What Lies Beneath the Void
Date: Sunday, January 29, 2006 @ 15:47:58 GMT
Topic: Science


University of Leicester eBulletin: Professor Chris Binns (Physics and Astronomy) on his exciting project connected to the 'zero-point energy' of space.

Three thousand years ago the Greek philosophers Leucippus and his student Demokritos proposed the concept of the atom, as a fundamental building block of materials, in order to circumvent a paradox that arises with continuous elements (such as earth fire air and water). They pointed out that if matter was really a continuum then you could cut it into smaller and smaller pieces ad infinitum and, in principle, cut it out of existence into pieces of nothing that could not then be reassembled. Thus, they reasoned, there must be a smallest piece of matter that could not be further divided the a-tomon (uncuttable) from which the word atom is derived.


To complete the picture you also need a void in which the atoms move, a concept that produced fervent debate, for example, is the void a ‘nothing’ or a ‘something’ and is it a continuum or does the void itself have an uncuttable smallest unit.

While the atom, the legacy of Leucippus and Demokritos, is now a familiar part of the scientific landscape, the true nature of the void remains a mystery. In classical Physics the void is a ‘nothing’, a simple absence of all matter and energy. Quantum theory tells a different story and states that the void is definitely a ‘something’. It is a seething mass of ‘virtual’ particles that fleetingly appear into and then disappear from our observable universe. This activity, known as quantum fluctuations, corresponds to an intrinsic energy of the void, the ‘zero-point energy’, which, if the void were a continuum, would be infinite. It is generally believed that there is a smallest piece of void, which makes the zero-point energy finite but still colossal beyond the imagination. Each cubic millimetre of empty space contains more than enough zero-point energy to create a new universe.
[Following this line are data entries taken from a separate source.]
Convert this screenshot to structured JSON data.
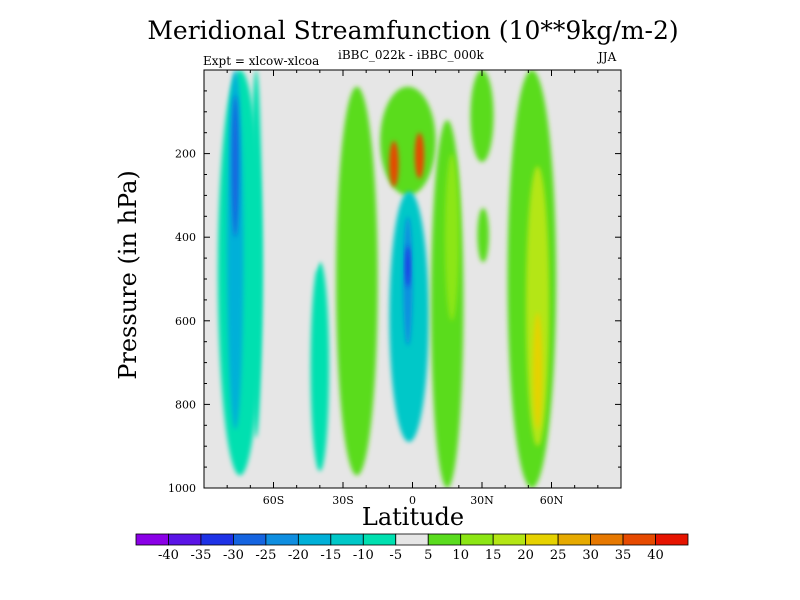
{
  "chart_data": {
    "type": "filled-contour",
    "title": "Meridional Streamfunction (10**9kg/m-2)",
    "left_subtitle": "Expt = xlcow-xlcoa",
    "center_subtitle": "iBBC_022k - iBBC_000k",
    "right_subtitle": "JJA",
    "xlabel": "Latitude",
    "ylabel": "Pressure (in hPa)",
    "xlim": [
      -90,
      90
    ],
    "ylim": [
      1000,
      0
    ],
    "x_ticks": [
      {
        "value": -60,
        "label": "60S"
      },
      {
        "value": -30,
        "label": "30S"
      },
      {
        "value": 0,
        "label": "0"
      },
      {
        "value": 30,
        "label": "30N"
      },
      {
        "value": 60,
        "label": "60N"
      }
    ],
    "y_ticks": [
      {
        "value": 200,
        "label": "200"
      },
      {
        "value": 400,
        "label": "400"
      },
      {
        "value": 600,
        "label": "600"
      },
      {
        "value": 800,
        "label": "800"
      },
      {
        "value": 1000,
        "label": "1000"
      }
    ],
    "background_color": "#e6e6e6",
    "levels": [
      -40,
      -35,
      -30,
      -25,
      -20,
      -15,
      -10,
      -5,
      5,
      10,
      15,
      20,
      25,
      30,
      35,
      40
    ],
    "level_labels": [
      "-40",
      "-35",
      "-30",
      "-25",
      "-20",
      "-15",
      "-10",
      "-5",
      "5",
      "10",
      "15",
      "20",
      "25",
      "30",
      "35",
      "40"
    ],
    "colors": [
      "#8a00e6",
      "#5a14e6",
      "#1e32e6",
      "#1564e0",
      "#0f8ee0",
      "#00b0d8",
      "#00c8c8",
      "#00e0b0",
      "#e6e6e6",
      "#5adc1e",
      "#8ce614",
      "#b4e614",
      "#e6d200",
      "#e6aa00",
      "#e67800",
      "#e64a00",
      "#e61400"
    ],
    "features": [
      {
        "name": "southern-negative-band",
        "value": -8,
        "lat": [
          -84,
          -65
        ],
        "p": [
          0,
          970
        ],
        "cores": [
          {
            "value": -18,
            "lat": [
              -80,
              -73
            ],
            "p": [
              0,
              860
            ]
          },
          {
            "value": -28,
            "lat": [
              -78,
              -75
            ],
            "p": [
              60,
              400
            ]
          }
        ]
      },
      {
        "name": "southern-weak-band",
        "value": -6,
        "lat": [
          -70,
          -65
        ],
        "p": [
          0,
          880
        ]
      },
      {
        "name": "southern-surface-cell",
        "value": -6,
        "lat": [
          -44,
          -36
        ],
        "p": [
          460,
          960
        ]
      },
      {
        "name": "subtropical-negative-upper",
        "value": -5,
        "lat": [
          -45,
          -40
        ],
        "p": [
          280,
          480
        ]
      },
      {
        "name": "southern-positive-band",
        "value": 7,
        "lat": [
          -33,
          -15
        ],
        "p": [
          40,
          970
        ]
      },
      {
        "name": "equatorial-positive-jet",
        "value": 9,
        "lat": [
          -14,
          10
        ],
        "p": [
          40,
          300
        ],
        "cores": [
          {
            "value": 35,
            "lat": [
              -10,
              -6
            ],
            "p": [
              170,
              280
            ]
          },
          {
            "value": 38,
            "lat": [
              1,
              5
            ],
            "p": [
              150,
              260
            ]
          }
        ]
      },
      {
        "name": "equatorial-negative-cell",
        "value": -12,
        "lat": [
          -10,
          7
        ],
        "p": [
          290,
          890
        ],
        "cores": [
          {
            "value": -25,
            "lat": [
              -4,
              0
            ],
            "p": [
              350,
              660
            ]
          },
          {
            "value": -32,
            "lat": [
              -3,
              -1
            ],
            "p": [
              420,
              520
            ]
          }
        ]
      },
      {
        "name": "northern-positive-band",
        "value": 9,
        "lat": [
          8,
          22
        ],
        "p": [
          120,
          1000
        ],
        "cores": [
          {
            "value": 14,
            "lat": [
              14,
              20
            ],
            "p": [
              200,
              600
            ]
          }
        ]
      },
      {
        "name": "upper-positive-tower",
        "value": 7,
        "lat": [
          25,
          35
        ],
        "p": [
          0,
          220
        ]
      },
      {
        "name": "midlat-positive-band",
        "value": 8,
        "lat": [
          41,
          62
        ],
        "p": [
          0,
          1000
        ],
        "cores": [
          {
            "value": 18,
            "lat": [
              49,
              59
            ],
            "p": [
              230,
              900
            ]
          },
          {
            "value": 24,
            "lat": [
              52,
              56
            ],
            "p": [
              580,
              860
            ]
          }
        ]
      },
      {
        "name": "northern-weak-cell",
        "value": 6,
        "lat": [
          28,
          33
        ],
        "p": [
          330,
          460
        ]
      }
    ]
  }
}
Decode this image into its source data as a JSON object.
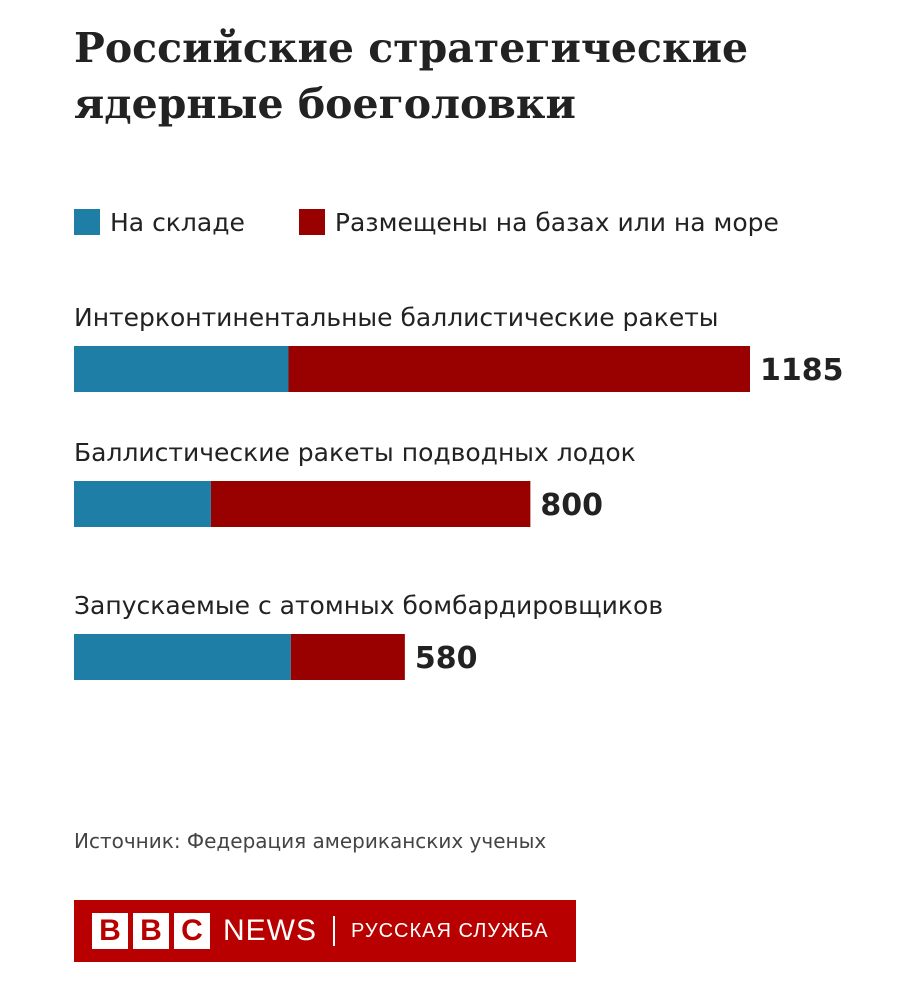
{
  "chart_data": {
    "type": "bar",
    "orientation": "horizontal",
    "stacked": true,
    "title": "Российские стратегические ядерные боеголовки",
    "categories": [
      "Интерконтинентальные баллистические ракеты",
      "Баллистические ракеты подводных лодок",
      "Запускаемые с атомных бомбардировщиков"
    ],
    "series": [
      {
        "name": "На складе",
        "color": "#1f7ea6",
        "values": [
          376,
          240,
          380
        ]
      },
      {
        "name": "Размещены на базах или на море",
        "color": "#990000",
        "values": [
          809,
          560,
          200
        ]
      }
    ],
    "totals": [
      "1185",
      "800",
      "580"
    ],
    "xlim": [
      0,
      1185
    ],
    "grid": false,
    "legend_position": "top"
  },
  "source": "Источник: Федерация американских ученых",
  "logo": {
    "blocks": [
      "B",
      "B",
      "C"
    ],
    "news": "NEWS",
    "service": "РУССКАЯ СЛУЖБА"
  }
}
In a sense the actual value of the zero-point energy is not important because everything we know about is on top of it. According to quantum field theory every particle is an excitation (a wave) of an underlying field (for example the electromagnetic field) in the void and it is only the energy of the wave itself that we can detect. A useful analogy is to consider our observable universe as a mass of waves on top of an ocean, whose depth is immaterial. Our senses and all our instruments can only directly detect the waves so it seems that trying to probe whatever lies beneath, the void itself, is hopeless. Not quite so. There are subtle effects of the zero-point energy that do lead to detectable phenomena in our observable universe. An example is a force, predicted in 1948 by the Dutch physicist, Hendrik Casimir, that arises from the zero-point energy. If you place two mirrors facing each other in empty space they produce a disturbance in the quantum fluctuations that results in a pressure pushing the mirrors together. Detecting the Casimir force however is not easy as it only becomes significant if the mirrors approach to within less than 1 micrometre (about a fiftieth the width of a human hair). Producing sufficiently parallel surfaces to the precision required has had to wait for the emergence of the tools of nanotechnology to make accurate measurements of the force.

In the last decade this has happened and a spate of measurements using atomic force microscopes has confirmed Casimir’s prediction to a precision of about 5% and the zero-point energy of the void is an experimental reality. This is just the beginning however as the force has only been measured in very simple geometries such as flat parallel plates. More recent calculations show that the force is sensitive to geometry and by changing the materials and the shape of the cavity you can alter the magnitude of the Casimir force and possibly even reverse it. This would be a ground-breaking discovery as the Casimir force is a fundamental property of the void and reversing it is akin to reversing gravity. Technologically this would only have relevance at very small distances but it would revolutionise the design of micro- and nano-machines.

The srif2 and srif3 investment by the University of Leicester in the Virtual Microscopy Centre and the Nanoscale Interfaces Centre has put the University in a key position to take a lead in Casimir force measurements in novel geometries. It has led to the award of an 800,000€ grant (NANOCASE) from the European framework 6 NEST (New and Emerging Science and Technology) programme to lead a consortium from three countries (UK, France and Sweden). The programme will use the ultra-high vacuum Atomic Force Microscope installed in the Physics and Astronomy department under srif2 to make very high precision Casimir force measurements in non-simple cavities and assess the utility of the force in providing a method for contactless transmission in nano-machines.

The new instrumentation to be installed soon following the srif3 investment will enable researchers to extend the measurements to yet more complex shapes and, for the first time, to search for a way to reverse the Casimir force.

This new wave of measurements will enable an unprecedented level of probing of the void and will provide important information on new theories of gravity and with sufficient precision will even put limits on the true number of spatial dimensions. Knowing how zero-point energy varies with the shape of an enclosure may also give clues to the origin of so-called ‘dark energy’, discovered recently.

* Professor Chris Binns, Physics and Astronomy.